Every year thousands of people are abducted by aliens, and their universal complaint is that they didn't know the proper way to behave during the abduction. This fact prompted The National Institute for Green Goo Acceptance(NIGGA) to release it's guidelines of how you are supposed to behave in the event you are abducted by aliens. Rule#1; Remain calm and don't panic, if you panic you might frighten the aliens and cause them to hurt or even kill you. Rule#2; Let the aliens do whatever they want. Their technology is superior to ours in every way, which means resistance is futile. If they want to molest you, let them. You might even enjoy it. Rule#3; Act as smart as possible. This is to protect the rest of us from being harvested like cattle. Whether the aliens aim is to fuck you, eat you, or just to communicate with you(all three if you're lucky)just follow these three rules during the alien abduction, and hopefully the aliens will be satisfied and release you with a great story you may or may not want to tell your grand kids. If you have any questions, don't hesitate to contact your local NIGGA representative.:alien:
thank you for the information. i'll really consider using this next time i spot alien aircraft landing in my front yard
No problem, though I doubt you'll see them land. They usually sneak up behind their abduction victims and jam a probe in their ass that renders them unconscious,...that's how they get ya.
If you paint your face black and blue maybe they will be easier on you. This sounds like a lose lose situation either way if i meet these aliens.
I was abducted years ago and to this day when im being pounded in my ass I think back on my first anal probe fondly
It's important to remember that not all aliens are the same, nor will they have the same intentions. Just like humans, we can not judge by looks alone. If you were to be abducted there would be little you could do, but unless your are in a very remote area, you probably won't be. But if you are, they will come, you will be paralyzed due their technology and they will do as they please, all joking aside.

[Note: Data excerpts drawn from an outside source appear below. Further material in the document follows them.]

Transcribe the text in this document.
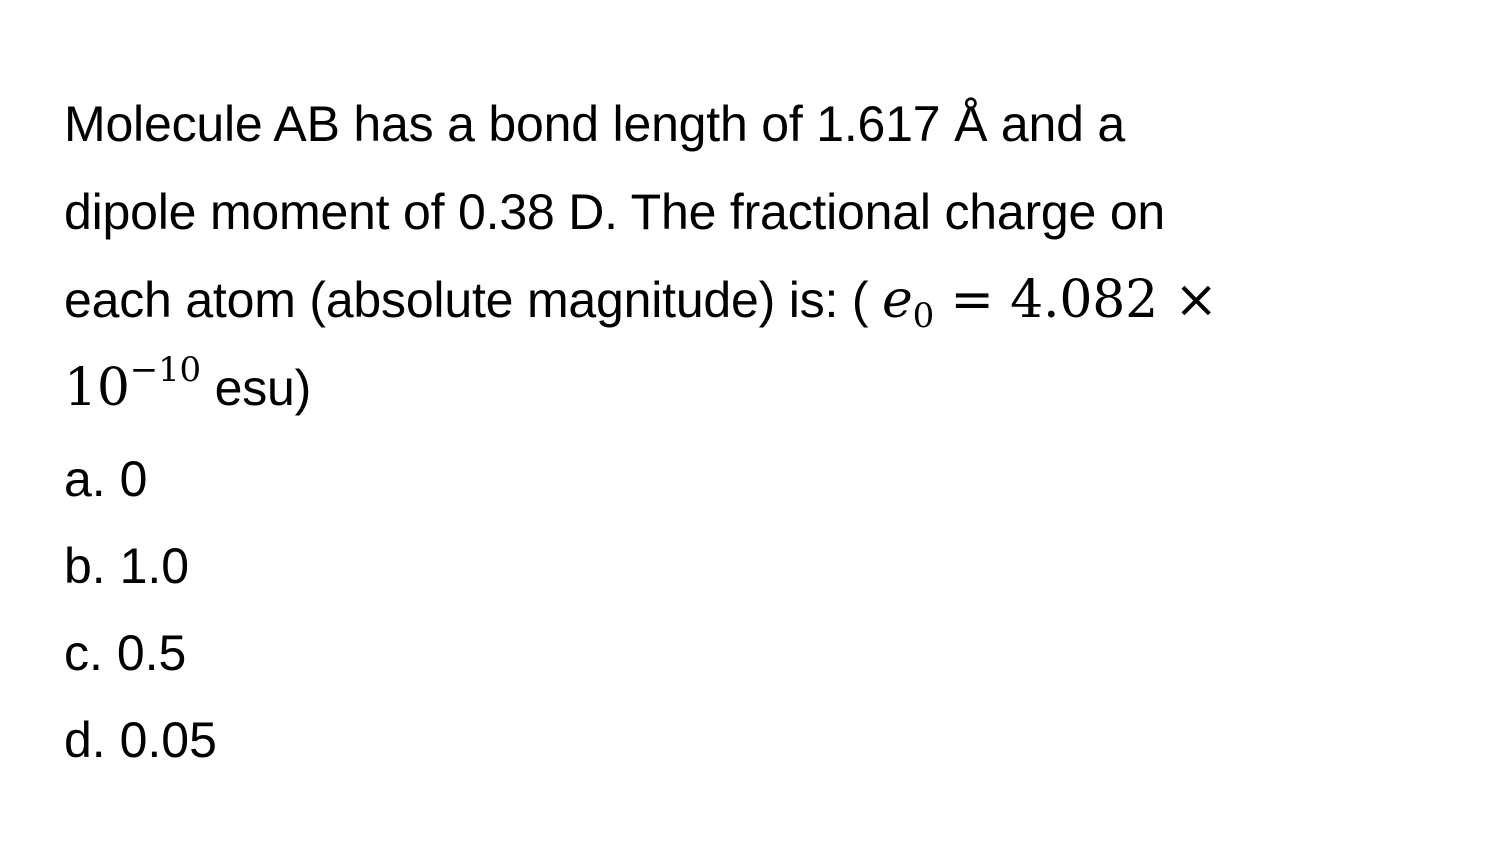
Molecule AB has a bond length of 1.617 Å and a
dipole moment of 0.38 D. The fractional charge on
each atom (absolute magnitude) is: ( $e_0 = 4.082$ ×
$10^{-10}$ esu)
a. 0
b. 1.0
c. 0.5
d. 0.05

But lucky for you they will probably return you alive, it is in their best interest to keep us alive.
I think an important rule #4 would be this; try not to walk like you've just been probed. I mean, I see these people walking around, standing kinda bent, walking like they're trying to hold their wallet between their asscheeks and I can't help but think to myself, "man, try to cover it up. That's just poor taste. YOU know that you've just been abducted and probed, but I don't need to know it."
If alien technology is vastly superior to ours, then why do they need probes? Sent from my SPH-L900 using Tapatalk
Personally, I think the clearest evidence that the alien technology is way superior to our own is the fact that they can't be bothered to drop in and say "Hi" ...
I met this strange bloke who stepped out of a blue phonebox and asked me what year it was...then probed me with a sonic scewdriver. ....I've never again had an orgasm so intense!
Good advice but the first thing to do is purchase UFO abduction Insurance, so if you’re carried away several parsecs from the earth you can rest assure your family will be well provided for :alien: Hotwater
Did you know how the telephone can inform the failures of socializing while the world nails, nails, and nails the passage of Plato's secularist desires. Halloween,people, is on our door steps.